1.) Jesus is not just some aimless wandering Jewish Rabbi that God seizes and throws on a cross. The Son came to do the will of the Father. The Father and the Son in eternity past covenanted to redeem a people. The Father agreed to send the son to do the work of Redemption and the Son agreed to do the work of Redemption so gaining the inheritance of a people by His own name.

2.) The Liberal and neo-orthodox are appalled at the anger of the Father but they miss that it is the love of the Father who sent the Son to be the appeasement (propitiation) for a people who without the work of the Son would never know the comfort of God’s love nor relief from the Father’s just anger.

3.) The liberal and neo-orthodox miss the fact that God’s anger is spilled out on God Himself as incarnated in the God-Man Jesus the Messiah. God loves us so much that He bears His own Just anger against us upon Himself there at and in the Cross. This is why we can say that we are saved by God, from God, for God to God, to God be the Glory.

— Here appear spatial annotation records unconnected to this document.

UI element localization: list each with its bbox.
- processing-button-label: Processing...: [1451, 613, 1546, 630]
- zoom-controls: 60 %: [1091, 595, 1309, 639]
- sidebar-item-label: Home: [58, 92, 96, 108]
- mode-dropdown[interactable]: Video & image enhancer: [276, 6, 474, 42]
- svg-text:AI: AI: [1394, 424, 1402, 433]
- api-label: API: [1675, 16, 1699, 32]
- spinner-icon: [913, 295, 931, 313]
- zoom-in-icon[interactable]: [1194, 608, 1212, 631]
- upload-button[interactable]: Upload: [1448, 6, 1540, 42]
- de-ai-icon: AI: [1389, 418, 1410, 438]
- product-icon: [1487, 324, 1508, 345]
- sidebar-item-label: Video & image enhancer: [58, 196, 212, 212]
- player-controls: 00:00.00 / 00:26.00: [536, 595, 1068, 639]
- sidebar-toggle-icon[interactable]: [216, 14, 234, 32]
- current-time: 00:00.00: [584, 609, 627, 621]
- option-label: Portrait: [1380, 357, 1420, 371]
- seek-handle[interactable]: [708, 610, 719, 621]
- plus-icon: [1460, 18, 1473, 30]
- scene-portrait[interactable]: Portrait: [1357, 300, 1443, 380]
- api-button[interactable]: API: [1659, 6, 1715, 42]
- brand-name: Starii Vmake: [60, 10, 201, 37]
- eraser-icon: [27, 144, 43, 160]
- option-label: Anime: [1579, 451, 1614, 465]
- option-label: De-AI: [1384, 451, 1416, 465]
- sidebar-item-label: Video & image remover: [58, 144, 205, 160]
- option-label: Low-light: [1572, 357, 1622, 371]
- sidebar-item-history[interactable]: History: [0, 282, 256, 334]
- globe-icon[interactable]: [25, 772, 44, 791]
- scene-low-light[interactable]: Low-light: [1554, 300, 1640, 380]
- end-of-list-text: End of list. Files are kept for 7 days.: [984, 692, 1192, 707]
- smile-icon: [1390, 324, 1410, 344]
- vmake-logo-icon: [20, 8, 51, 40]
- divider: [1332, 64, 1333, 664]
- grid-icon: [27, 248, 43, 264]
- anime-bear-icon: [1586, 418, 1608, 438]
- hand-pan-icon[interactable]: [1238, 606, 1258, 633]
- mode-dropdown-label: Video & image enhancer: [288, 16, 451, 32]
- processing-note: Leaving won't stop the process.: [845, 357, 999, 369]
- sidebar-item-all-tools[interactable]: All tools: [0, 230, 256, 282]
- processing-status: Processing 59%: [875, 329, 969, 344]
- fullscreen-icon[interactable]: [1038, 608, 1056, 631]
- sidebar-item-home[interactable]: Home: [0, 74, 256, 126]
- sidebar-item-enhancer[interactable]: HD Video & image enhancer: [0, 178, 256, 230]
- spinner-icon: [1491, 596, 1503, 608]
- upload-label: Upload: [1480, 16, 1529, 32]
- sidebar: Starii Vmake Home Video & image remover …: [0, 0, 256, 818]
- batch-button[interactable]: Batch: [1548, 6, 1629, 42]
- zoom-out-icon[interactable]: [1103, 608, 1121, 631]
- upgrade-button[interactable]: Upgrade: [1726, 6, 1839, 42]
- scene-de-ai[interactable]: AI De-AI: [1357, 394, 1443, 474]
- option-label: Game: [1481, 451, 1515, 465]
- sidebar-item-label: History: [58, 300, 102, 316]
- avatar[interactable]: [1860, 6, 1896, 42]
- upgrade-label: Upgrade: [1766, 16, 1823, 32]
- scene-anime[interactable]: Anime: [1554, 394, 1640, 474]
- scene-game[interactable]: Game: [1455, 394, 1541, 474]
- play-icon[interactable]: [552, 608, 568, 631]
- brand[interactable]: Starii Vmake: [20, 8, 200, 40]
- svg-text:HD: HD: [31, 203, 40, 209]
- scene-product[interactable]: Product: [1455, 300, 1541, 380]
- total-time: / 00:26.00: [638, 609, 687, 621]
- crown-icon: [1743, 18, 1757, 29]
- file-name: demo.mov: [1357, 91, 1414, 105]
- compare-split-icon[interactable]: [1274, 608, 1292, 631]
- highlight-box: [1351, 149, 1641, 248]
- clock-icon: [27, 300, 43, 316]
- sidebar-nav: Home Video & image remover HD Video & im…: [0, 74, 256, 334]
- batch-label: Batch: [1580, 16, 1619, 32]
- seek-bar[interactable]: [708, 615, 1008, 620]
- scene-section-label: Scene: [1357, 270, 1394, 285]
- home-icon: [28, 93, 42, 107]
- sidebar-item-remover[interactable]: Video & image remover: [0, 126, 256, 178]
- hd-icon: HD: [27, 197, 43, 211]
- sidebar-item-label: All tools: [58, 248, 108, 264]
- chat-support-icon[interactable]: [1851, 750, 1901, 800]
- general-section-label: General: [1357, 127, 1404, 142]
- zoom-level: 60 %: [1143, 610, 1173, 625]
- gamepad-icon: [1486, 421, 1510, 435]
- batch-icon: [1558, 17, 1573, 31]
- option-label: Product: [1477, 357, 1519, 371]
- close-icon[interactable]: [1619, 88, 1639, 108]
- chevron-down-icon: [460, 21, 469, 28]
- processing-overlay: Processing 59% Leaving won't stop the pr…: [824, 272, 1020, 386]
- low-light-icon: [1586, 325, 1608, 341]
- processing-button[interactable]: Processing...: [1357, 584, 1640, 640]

4.) Of course, all this bears upon the reality that unless one closes with the Son, that is, unless one looks to the Son for safety and for mediation with and introduction unto the Father that person is eternally without hope and without God. God will not provide salvation for anyone who is not under the umbrella of the Son’s Cross Work because apart from Christ the Father’s wrath abides.

Unless Christ is a propitiation for our sins on that Good Friday Cross we are still in our sins. Expiation alone (the removal of sin) is not enough. God is a personal God who is personally angry with personal sinners. God must be propitiated or we of all men are to be pitied.

Those who reject propitiation, while doubtlessly well intended, are not Christian.